In Egitto, le persone che potrebbero essere reclutate dall’ISIS altrove – quelle istruite e raffinate – tendono a credere che l’ISIS sia stato creato dagli Stati Uniti al fine di destabilizzare la regione. E ciò dimostra quanto siano stati inutili i video-messaggi dei terroristi: agli occhi di molti egiziani, l’ISIS rappresenta l’America e non l’Islam“, si legge nel periodico The New Yorker, in un articolo pubblicato pochi mesi fa.

I kamikaze coinvolti nell’ultimo attacco avevano tuttavia anche giurato fedeltà allo Stato Islamico e questo rappresenta forse la punta dell’iceberg in termini di capacità attrattiva in Egitto del gruppo terroristico. Questo indebolisce le ipotesi secondo cui gli esecutori degli attacchi alle due chiese copte sarebbero jihadisti dell’ISIS in ritirata da Iraq e Siria.

Molto più che pedine politiche

Il motivo per cui l’ISIS piace alle popolazioni locali in Egitto è una questione estremamente complessa. I Copti rappresentano un facile bersaglio, perfette pedine politiche contro cui gli attivisti possono scagliarsi. Ma è chiaramente inutile semplificare troppo il problema e giustificare tali sviluppi soltanto come una risposta alla repressione del Governo.

Il controllo del conflitto settario, sotto i regimi autoritari, ha inasprito le tensioni e in alcuni casi è stato complice del suo rapido sviluppo. Ha inoltre compromesso la corretta applicazione della legge. Le restrizioni alle libertà come quella di espressione e di associazione hanno limitato ulteriormente la capacità dei cittadini di chiedere conto al Governo del suo operato.

Dopo gli attacchi dello scorso 9 aprile si è diffuso un sentimento di preoccupazione rispetto all’idea che il Governo di al-Sisi stia utilizzando i Copti – e la loro vulnerabilità agli attacchi – come pedine politiche nel tentativo di stringere il livello di sicurezza del Paese. Molti sono preoccupati per le azioni volte a limitare le libertà civili – anche attraverso la recente introduzione di nuove leggi speciali.

Le richieste dei cittadini affinché gli Stati autoritari rendano conto del proprio operato è un fine importante di per sé, ma l’impegno per costruire comunità inclusive richiede molto di più.

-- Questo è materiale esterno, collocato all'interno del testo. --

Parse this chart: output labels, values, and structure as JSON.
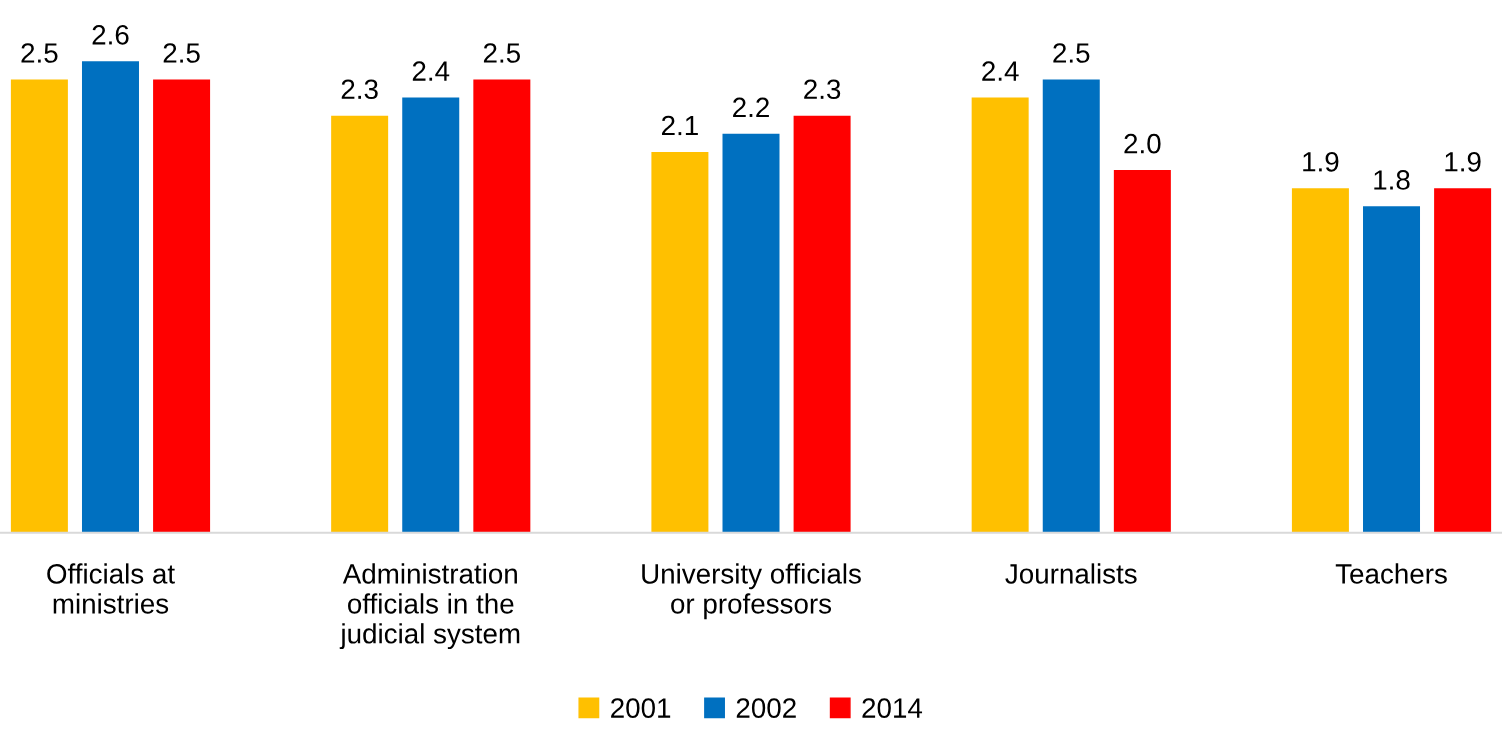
{
  "chart_data": {
    "type": "bar",
    "categories": [
      "Officials at\nministries",
      "Administration\nofficials in the\njudicial system",
      "University officials\nor professors",
      "Journalists",
      "Teachers"
    ],
    "series": [
      {
        "name": "2001",
        "color": "#ffc000",
        "values": [
          2.5,
          2.3,
          2.1,
          2.4,
          1.9
        ],
        "value_labels": [
          "2.5",
          "2.3",
          "2.1",
          "2.4",
          "1.9"
        ]
      },
      {
        "name": "2002",
        "color": "#0070c0",
        "values": [
          2.6,
          2.4,
          2.2,
          2.5,
          1.8
        ],
        "value_labels": [
          "2.6",
          "2.4",
          "2.2",
          "2.5",
          "1.8"
        ]
      },
      {
        "name": "2014",
        "color": "#ff0000",
        "values": [
          2.5,
          2.5,
          2.3,
          2.0,
          1.9
        ],
        "value_labels": [
          "2.5",
          "2.5",
          "2.3",
          "2.0",
          "1.9"
        ]
      }
    ],
    "legend": "bottom"
  }
}
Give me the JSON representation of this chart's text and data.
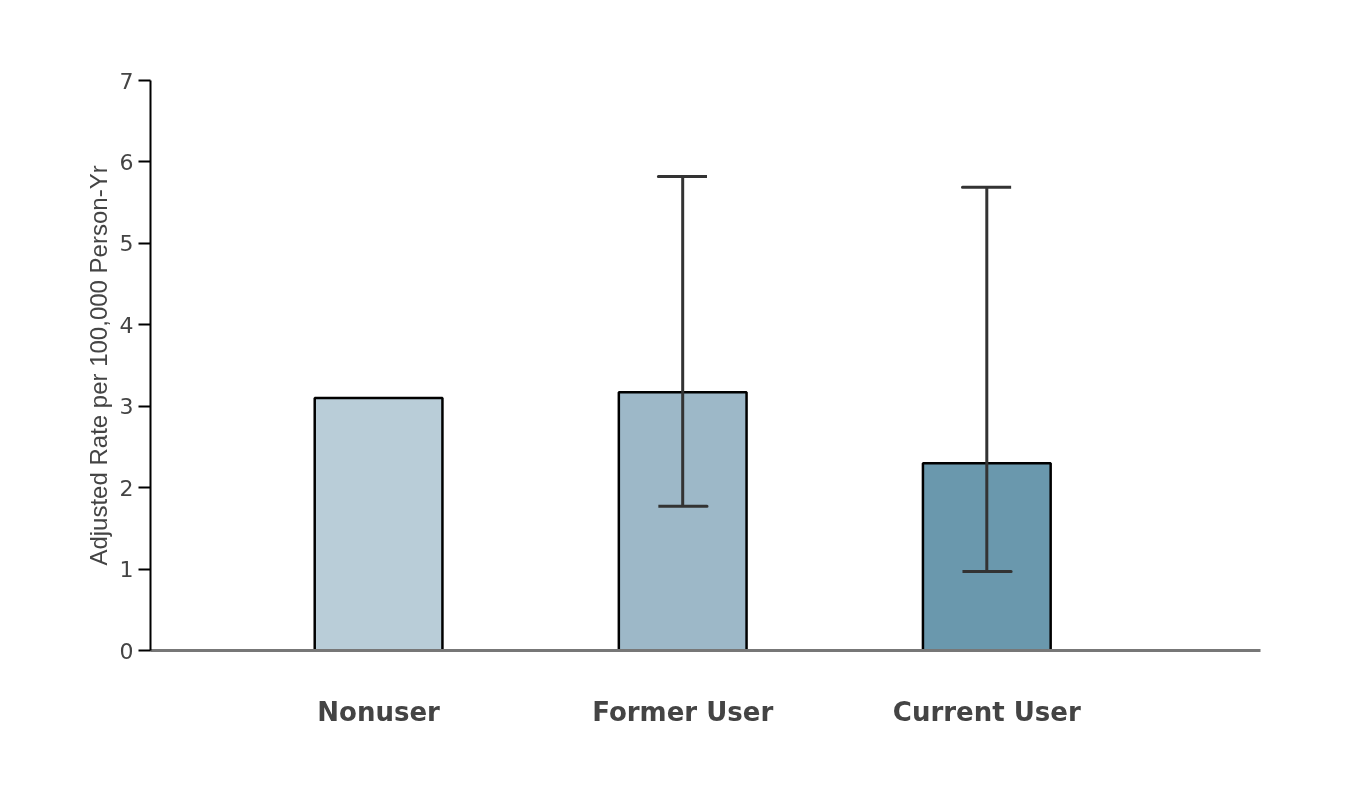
{
  "chart_data": {
    "type": "bar",
    "ylabel": "Adjusted Rate per 100,000 Person-Yr",
    "categories": [
      "Nonuser",
      "Former User",
      "Current User"
    ],
    "values": [
      3.1,
      3.17,
      2.3
    ],
    "colors": [
      "#b9cdd8",
      "#9db8c8",
      "#6a98ad"
    ],
    "errors": [
      null,
      [
        1.77,
        5.82
      ],
      [
        0.97,
        5.69
      ]
    ],
    "ylim": [
      0,
      7
    ],
    "yticks": [
      0,
      1,
      2,
      3,
      4,
      5,
      6,
      7
    ],
    "grid": false
  }
}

In conclusione, è riduttivo spiegare l’identificazione dei Copti come bersaglio in termini di risposta armata all’autoritarismo di Stato. Spiegare l’attuale crisi in questo modo significa trascurare completamente le altre motivazioni ideologiche e politiche di chi ha mosso guerra contro i Copti e così facendo si contribuisce involontariamente a una politica di negazione.